Ever since its first inception back in 2013, Nvidia’s Titan graphics cards represented themselves as more than just a lineup of cards with jaw dropping specifications; they’re also regarded as an “affordable” multi-purpose graphics cards that not only excels greatly at gaming, but also brings with them a ton of computing power for general consumers who may not be able to afford Quadro or Tesla GPUs.
Knowing this, one would expect Nvidia to do the same with its recently announced Pascal-based Titan X, right? Unfortunately, it hasn’t. Sure, the Titan X is great at gaming (too good actually), but when it comes to its compute performance for better precision, the graphics card disappoints.

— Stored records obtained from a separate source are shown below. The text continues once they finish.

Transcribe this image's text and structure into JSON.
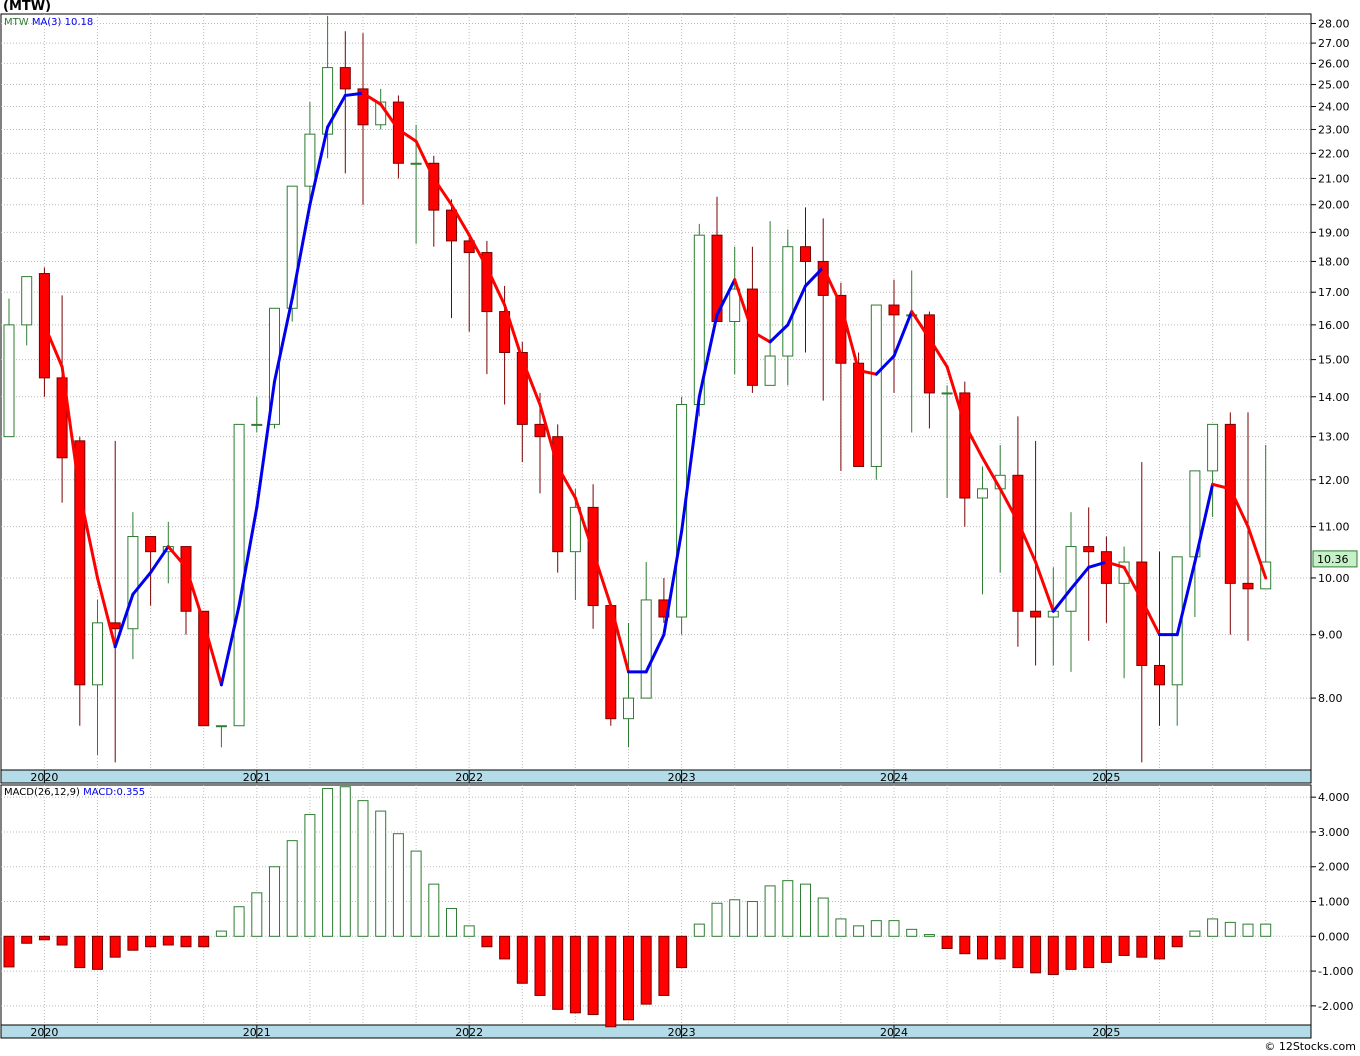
{
  "ticker_title": "(MTW)",
  "footer": "© 12Stocks.com",
  "price_panel": {
    "label": "MTW",
    "ma_label": "MA(3)",
    "ma_value": "10.18",
    "last_price": "10.36",
    "y_ticks": [
      "8.00",
      "9.00",
      "10.00",
      "11.00",
      "12.00",
      "13.00",
      "14.00",
      "15.00",
      "16.00",
      "17.00",
      "18.00",
      "19.00",
      "20.00",
      "21.00",
      "22.00",
      "23.00",
      "24.00",
      "25.00",
      "26.00",
      "27.00",
      "28.00"
    ],
    "scale": "log"
  },
  "macd_panel": {
    "label": "MACD(26,12,9)",
    "macd_label": "MACD:0.355",
    "y_ticks": [
      "4.000",
      "3.000",
      "2.000",
      "1.000",
      "0.000",
      "-1.000",
      "-2.000"
    ]
  },
  "x_labels": [
    "2020",
    "2021",
    "2022",
    "2023",
    "2024",
    "2025"
  ],
  "colors": {
    "up_candle": "#2e7d32",
    "down_candle": "#ff0000",
    "ma_up": "#0000ee",
    "ma_down": "#ff0000",
    "grid": "#bbbbbb",
    "axis_band": "#b3dbe8",
    "last_price_box": "#c8f0c8"
  },
  "chart_data": {
    "type": "candlestick",
    "period": "monthly",
    "x": [
      "2019-11",
      "2019-12",
      "2020-01",
      "2020-02",
      "2020-03",
      "2020-04",
      "2020-05",
      "2020-06",
      "2020-07",
      "2020-08",
      "2020-09",
      "2020-10",
      "2020-11",
      "2020-12",
      "2021-01",
      "2021-02",
      "2021-03",
      "2021-04",
      "2021-05",
      "2021-06",
      "2021-07",
      "2021-08",
      "2021-09",
      "2021-10",
      "2021-11",
      "2021-12",
      "2022-01",
      "2022-02",
      "2022-03",
      "2022-04",
      "2022-05",
      "2022-06",
      "2022-07",
      "2022-08",
      "2022-09",
      "2022-10",
      "2022-11",
      "2022-12",
      "2023-01",
      "2023-02",
      "2023-03",
      "2023-04",
      "2023-05",
      "2023-06",
      "2023-07",
      "2023-08",
      "2023-09",
      "2023-10",
      "2023-11",
      "2023-12",
      "2024-01",
      "2024-02",
      "2024-03",
      "2024-04",
      "2024-05",
      "2024-06",
      "2024-07",
      "2024-08",
      "2024-09",
      "2024-10",
      "2024-11",
      "2024-12",
      "2025-01",
      "2025-02",
      "2025-03",
      "2025-04",
      "2025-05",
      "2025-06",
      "2025-07",
      "2025-08",
      "2025-09",
      "2025-10"
    ],
    "open": [
      13.0,
      16.0,
      17.6,
      14.5,
      12.9,
      8.2,
      9.2,
      9.1,
      10.8,
      10.5,
      10.6,
      9.4,
      7.6,
      7.6,
      13.3,
      13.3,
      16.5,
      20.7,
      22.8,
      25.8,
      24.8,
      23.2,
      24.2,
      21.6,
      21.6,
      19.8,
      18.7,
      18.3,
      16.4,
      15.2,
      13.3,
      13.0,
      10.5,
      11.4,
      9.5,
      7.7,
      8.0,
      9.6,
      9.3,
      13.8,
      18.9,
      16.1,
      17.1,
      14.3,
      15.1,
      18.5,
      18.0,
      16.9,
      14.9,
      12.3,
      16.6,
      16.3,
      16.3,
      14.1,
      14.1,
      11.6,
      11.8,
      12.1,
      9.4,
      9.3,
      9.4,
      10.6,
      10.5,
      9.9,
      10.3,
      8.5,
      8.2,
      10.4,
      12.2,
      13.3,
      9.9,
      9.8,
      10.3
    ],
    "high": [
      16.8,
      17.4,
      17.8,
      16.9,
      13.0,
      9.6,
      12.9,
      11.3,
      10.8,
      11.1,
      10.5,
      9.4,
      7.6,
      11.7,
      14.0,
      16.5,
      20.1,
      24.2,
      28.4,
      27.6,
      27.5,
      24.8,
      24.5,
      23.2,
      21.9,
      20.2,
      18.8,
      18.7,
      17.2,
      15.5,
      14.1,
      13.3,
      11.8,
      11.9,
      9.5,
      9.2,
      10.3,
      10.0,
      14.0,
      19.3,
      20.3,
      18.5,
      18.5,
      19.4,
      19.1,
      19.9,
      19.5,
      17.3,
      15.2,
      13.8,
      17.4,
      17.7,
      16.4,
      14.3,
      14.4,
      12.3,
      12.8,
      13.5,
      12.9,
      10.2,
      11.3,
      11.4,
      10.8,
      10.6,
      12.4,
      10.5,
      8.7,
      10.6,
      12.5,
      13.6,
      13.6,
      12.8,
      12.3
    ],
    "low": [
      13.0,
      15.4,
      14.0,
      11.5,
      7.6,
      7.2,
      7.1,
      8.6,
      9.5,
      9.9,
      9.0,
      8.3,
      7.3,
      7.8,
      13.1,
      13.2,
      16.1,
      19.9,
      21.8,
      21.2,
      20.0,
      23.0,
      21.0,
      18.6,
      18.5,
      16.2,
      15.8,
      14.6,
      13.8,
      12.4,
      11.7,
      10.1,
      9.6,
      9.1,
      7.6,
      7.3,
      8.8,
      9.2,
      9.0,
      13.5,
      16.6,
      14.6,
      14.1,
      14.3,
      14.3,
      15.2,
      13.9,
      12.2,
      12.5,
      12.0,
      14.1,
      13.1,
      13.2,
      11.6,
      11.0,
      9.7,
      10.1,
      8.8,
      8.5,
      8.5,
      8.4,
      8.9,
      9.2,
      8.3,
      7.1,
      7.6,
      7.6,
      9.3,
      11.2,
      9.0,
      8.9,
      9.8,
      10.3
    ],
    "close": [
      16.0,
      17.5,
      14.5,
      12.5,
      8.2,
      9.2,
      9.1,
      10.8,
      10.5,
      10.6,
      9.4,
      7.6,
      7.6,
      13.3,
      13.3,
      16.5,
      20.7,
      22.8,
      25.8,
      24.8,
      23.2,
      24.2,
      21.6,
      21.6,
      19.8,
      18.7,
      18.3,
      16.4,
      15.2,
      13.3,
      13.0,
      10.5,
      11.4,
      9.5,
      7.7,
      8.0,
      9.6,
      9.3,
      13.8,
      18.9,
      16.1,
      17.1,
      14.3,
      15.1,
      18.5,
      18.0,
      16.9,
      14.9,
      12.3,
      16.6,
      16.3,
      16.3,
      14.1,
      14.1,
      11.6,
      11.8,
      12.1,
      9.4,
      9.3,
      9.4,
      10.6,
      10.5,
      9.9,
      10.3,
      8.5,
      8.2,
      10.4,
      12.2,
      13.3,
      9.9,
      9.8,
      10.3,
      10.36
    ],
    "ma3": [
      null,
      null,
      16.0,
      14.8,
      11.7,
      10.0,
      8.8,
      9.7,
      10.1,
      10.6,
      10.2,
      9.2,
      8.2,
      9.5,
      11.4,
      14.4,
      16.8,
      20.0,
      23.1,
      24.5,
      24.6,
      24.1,
      23.0,
      22.5,
      21.0,
      20.0,
      18.9,
      17.8,
      16.6,
      15.0,
      13.8,
      12.3,
      11.6,
      10.5,
      9.5,
      8.4,
      8.4,
      9.0,
      10.9,
      14.0,
      16.3,
      17.4,
      15.8,
      15.5,
      16.0,
      17.2,
      17.8,
      16.6,
      14.7,
      14.6,
      15.1,
      16.4,
      15.6,
      14.8,
      13.3,
      12.5,
      11.8,
      11.1,
      10.3,
      9.4,
      9.8,
      10.2,
      10.3,
      10.2,
      9.6,
      9.0,
      9.0,
      10.3,
      11.9,
      11.8,
      11.0,
      10.0,
      10.18
    ],
    "macd_hist": [
      -0.88,
      -0.2,
      -0.1,
      -0.25,
      -0.9,
      -0.95,
      -0.6,
      -0.4,
      -0.3,
      -0.25,
      -0.3,
      -0.3,
      0.15,
      0.85,
      1.25,
      2.0,
      2.75,
      3.5,
      4.25,
      4.3,
      3.9,
      3.6,
      2.95,
      2.45,
      1.5,
      0.8,
      0.3,
      -0.3,
      -0.65,
      -1.35,
      -1.7,
      -2.1,
      -2.2,
      -2.25,
      -2.6,
      -2.4,
      -1.95,
      -1.7,
      -0.9,
      0.35,
      0.95,
      1.05,
      1.0,
      1.45,
      1.6,
      1.5,
      1.1,
      0.5,
      0.3,
      0.45,
      0.45,
      0.2,
      0.05,
      -0.35,
      -0.5,
      -0.65,
      -0.65,
      -0.9,
      -1.05,
      -1.1,
      -0.95,
      -0.9,
      -0.75,
      -0.55,
      -0.6,
      -0.65,
      -0.3,
      0.15,
      0.5,
      0.4,
      0.35,
      0.35,
      0.355
    ],
    "macd_line": [
      -0.88,
      -0.2,
      -0.1,
      -0.25,
      -0.9,
      -0.95,
      -0.6,
      -0.4,
      -0.3,
      -0.25,
      -0.3,
      -0.3,
      0.15,
      0.85,
      1.25,
      2.0,
      2.75,
      3.5,
      4.25,
      4.3,
      3.9,
      3.6,
      2.95,
      2.45,
      1.5,
      0.8,
      0.3,
      -0.3,
      -0.65,
      -1.35,
      -1.7,
      -2.1,
      -2.2,
      -2.25,
      -2.6,
      -2.4,
      -1.95,
      -1.7,
      -0.9,
      0.35,
      0.95,
      1.05,
      1.0,
      1.45,
      1.6,
      1.5,
      1.1,
      0.5,
      0.3,
      0.45,
      0.45,
      0.2,
      0.05,
      -0.35,
      -0.5,
      -0.65,
      -0.65,
      -0.9,
      -1.05,
      -1.1,
      -0.95,
      -0.9,
      -0.75,
      -0.55,
      -0.6,
      -0.65,
      -0.3,
      0.15,
      0.5,
      0.4,
      0.35,
      0.35,
      0.355
    ],
    "price_ylim": [
      7.0,
      28.5
    ],
    "macd_ylim": [
      -2.55,
      4.35
    ],
    "grid": true
  }
}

Despite boasting a significantly more powerful Pascal GP102 GPU along with admirable specifications, reports are now coming in saying that the new Titan X will not come with a faster FP64 (double-precision floating point) and FP16 (half-precision floating point) performance compared to the consumer-grade GTX 1080 (Pascal GP104).
Knowing how the Pascal-based Titan X doesn’t come with any improvements (compute-wise) compared to the GTX 1080 means that – like the Maxwell-based Titan X – Nvidia’s new beast of a graphics card may begin to look like an overpriced (US$1,200) gaming graphics card.